Good day! I'm new to js on you, with ajax first met face to face.

The task in front of me is the following: a chatbot in a pop-up communicates with a site visitor, and when submitting a form (sending a message from a user), data is transmitted to the server each time (the message hits the chat window accordingly). While testing locally - everything was ok. But having downloaded to the server I encountered a problem: after submitting the form, an error page opens.

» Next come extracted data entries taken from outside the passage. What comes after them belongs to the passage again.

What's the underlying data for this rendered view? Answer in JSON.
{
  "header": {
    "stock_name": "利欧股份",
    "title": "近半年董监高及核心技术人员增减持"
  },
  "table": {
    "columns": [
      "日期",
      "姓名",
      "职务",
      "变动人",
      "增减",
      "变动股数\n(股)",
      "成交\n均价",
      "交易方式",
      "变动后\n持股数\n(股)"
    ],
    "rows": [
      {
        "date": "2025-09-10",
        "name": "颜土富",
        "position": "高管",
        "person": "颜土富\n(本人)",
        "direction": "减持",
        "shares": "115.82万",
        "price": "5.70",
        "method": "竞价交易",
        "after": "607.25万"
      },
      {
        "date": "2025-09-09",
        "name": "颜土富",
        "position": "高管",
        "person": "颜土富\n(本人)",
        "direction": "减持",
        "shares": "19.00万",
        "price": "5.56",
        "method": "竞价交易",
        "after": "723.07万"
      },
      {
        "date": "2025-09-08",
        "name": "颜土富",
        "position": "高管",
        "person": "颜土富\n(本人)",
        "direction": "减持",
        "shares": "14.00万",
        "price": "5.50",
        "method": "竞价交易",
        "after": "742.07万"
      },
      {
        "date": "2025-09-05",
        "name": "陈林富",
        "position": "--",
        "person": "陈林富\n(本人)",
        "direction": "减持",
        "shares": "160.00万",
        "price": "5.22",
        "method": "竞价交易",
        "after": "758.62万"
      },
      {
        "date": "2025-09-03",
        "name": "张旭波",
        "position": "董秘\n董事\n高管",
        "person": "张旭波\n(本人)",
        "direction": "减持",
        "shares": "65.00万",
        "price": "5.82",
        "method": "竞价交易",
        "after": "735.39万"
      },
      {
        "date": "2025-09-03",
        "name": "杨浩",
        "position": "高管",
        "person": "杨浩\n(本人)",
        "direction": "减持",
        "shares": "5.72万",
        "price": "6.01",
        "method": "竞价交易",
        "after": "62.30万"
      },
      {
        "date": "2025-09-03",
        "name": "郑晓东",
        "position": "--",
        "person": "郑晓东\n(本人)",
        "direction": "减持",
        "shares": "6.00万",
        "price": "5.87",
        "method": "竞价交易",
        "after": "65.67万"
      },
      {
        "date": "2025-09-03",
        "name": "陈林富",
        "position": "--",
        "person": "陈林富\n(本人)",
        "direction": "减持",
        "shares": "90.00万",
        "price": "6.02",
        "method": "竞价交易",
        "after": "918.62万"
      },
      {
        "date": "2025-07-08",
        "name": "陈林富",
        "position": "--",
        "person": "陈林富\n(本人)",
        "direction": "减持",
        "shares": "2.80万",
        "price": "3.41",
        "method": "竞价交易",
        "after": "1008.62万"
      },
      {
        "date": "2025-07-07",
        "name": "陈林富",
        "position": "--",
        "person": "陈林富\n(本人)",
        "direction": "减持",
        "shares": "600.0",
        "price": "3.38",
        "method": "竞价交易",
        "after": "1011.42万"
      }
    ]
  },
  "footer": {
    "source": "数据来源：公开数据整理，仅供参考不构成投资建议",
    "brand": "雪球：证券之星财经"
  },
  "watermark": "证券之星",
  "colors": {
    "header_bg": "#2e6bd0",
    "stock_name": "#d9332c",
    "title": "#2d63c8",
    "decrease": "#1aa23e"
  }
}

I have the following code:

 $( document ).ready(function() { function AjaxFormRequest(formData, url) { jQuery.ajax({ url: url, type: "POST", dataType: "html", data: JSON.stringify(someJSON), // success: function(response) { // smth // }, error: function(response) { console.log('wtf'); } }); } $("#chatbot-submit").click( function(){ AjaxFormRequest(); // return false; } ); });

While the string // return false; commented out - throws at 404, if uncommented, the form will not submit. It is necessary for me that the data was sent at a click, but the page did not reload.

shape markup primitive

 <form action="/algo/bookChat.php" method="post" id="chatform"> <div class="input-group"> <input id="chatbot-input" type="text" name="msg" class="form-control" placeholder="Введите сообщение и нажмите Enter..." autocomplete="off" required> <div class="input-group-btn"> <input id="chatbot-submit" class="btn btn-default" type="submit" value=""> </div> </div>

  • someJSON ? AjaxFormRequest(); - both parameters are undefined . return false; - appropriate. - Igor
  • @Igor I will be grateful for the clarification of how to write the parameters correctly - wannaBpro

2 answers 2

In order not to go to another page, use preventDefault

  $("#chatbot-submit").click( function( $event ){ AjaxFormRequest(/*тут нехватает данных и урла*/); $event.preventDefault(); return false; //тоже можно, данные не отсылаются не из-за этого } );

The form is not sent (when return false returns return false ) due to the fact that you do not submit anything to AjaxFormRequest.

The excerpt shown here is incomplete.